Julia Goerges announced her retirement from tennis after over two decades in the sport.




(@JuliaGoerges - Twitter)

Former top 10 player Julia Goerges has said her goodbyes to tennis after announcing her retirement from the sport.


In a shock announcement the 31 year-old from Regensburg, Germany announced her retirement from the sport that she had been playing since she was five years old.

Speaking on Instagram and her website, Goerges paid tribute to the sport she has been apart for over two decades, “I am writing to you, because I am ready to say “Goodbye”,” The German explained.

“When I started playing tennis at the age of 5, I would never have thought that we would go such a long way together.

“You have given me so many different types of emotions throughout our journey and I am very thankful for everything you have shown and taught me. I learnt how to deal with the toughest losses but also enjoy the most amazing wins of my career, to fight back many times when I was struggling with you and through it all we never lost sight of our dreams.

“I always knew how I would feel when it is time to say goodbye to you, and that moment has arrived.

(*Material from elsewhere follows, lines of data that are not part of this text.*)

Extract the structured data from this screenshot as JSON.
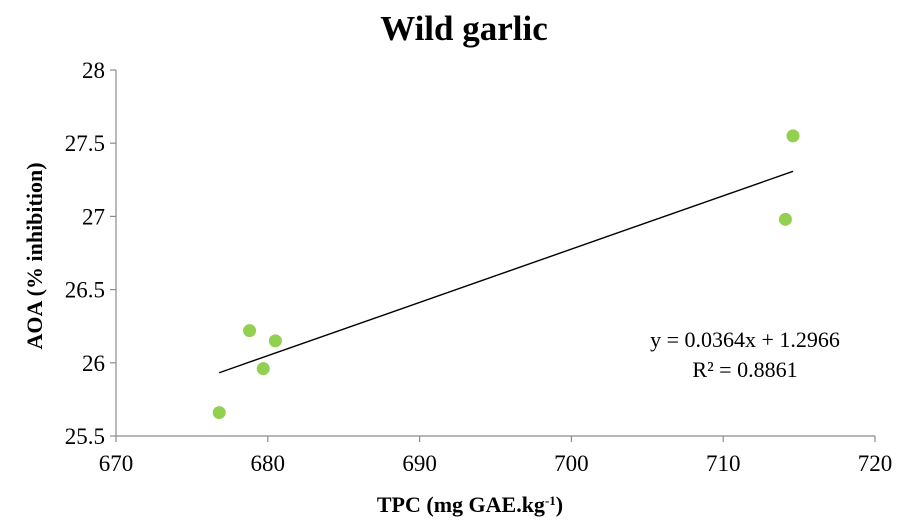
{
  "chart_data": {
    "type": "scatter",
    "title": "Wild garlic",
    "xlabel": {
      "main": "TPC (mg GAE.kg",
      "superscript": "-1",
      "suffix": ")"
    },
    "ylabel": "AOA  (% inhibition)",
    "xlim": [
      670,
      720
    ],
    "ylim": [
      25.5,
      28
    ],
    "xticks": [
      "670",
      "680",
      "690",
      "700",
      "710",
      "720"
    ],
    "yticks": [
      "25.5",
      "26",
      "26.5",
      "27",
      "27.5",
      "28"
    ],
    "grid": false,
    "legend": "none",
    "series": [
      {
        "color": "#92D050",
        "points": [
          {
            "x": 676.8,
            "y": 25.66
          },
          {
            "x": 678.8,
            "y": 26.22
          },
          {
            "x": 679.7,
            "y": 25.96
          },
          {
            "x": 680.5,
            "y": 26.15
          },
          {
            "x": 714.1,
            "y": 26.98
          },
          {
            "x": 714.6,
            "y": 27.55
          }
        ]
      }
    ],
    "trendline": {
      "type": "linear",
      "x_range": [
        676.8,
        714.6
      ],
      "slope": 0.0364,
      "intercept": 1.2966,
      "color": "#000000"
    },
    "annotations": [
      "y = 0.0364x + 1.2966",
      "R² = 0.8861"
    ]
  }
}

I am ready to close the tennis chapter of my life and open a new one, which I am really excited about. Thank you for everything you have given me. You will stay forever in my heart.”

The news comes as a shock to many people as earlier in the year Goerges had originally said that she would continue for another 2-3 years.

However in the current circumstances, Goerges probably felt that this was the perfect timing to announce her retirement from the sport.

It was a career that started by winning the biggest title of her career in Stuttgart before a serious injury derailed her progress.

However a late surge in her late-20s, saw her win a total of 12 WTA titles and reach the semi-finals of a grand slam for the first time at Wimbledon 2017.

Now it seems Goerges’ 2nd round exit against Laura Siegemund was the last match of her career as she sets her sights on being involved with tennis off the court especially with her new performance app ‘Recast Tennis.’

A career that she can be very proud of, Happy retirement Julia Goerges!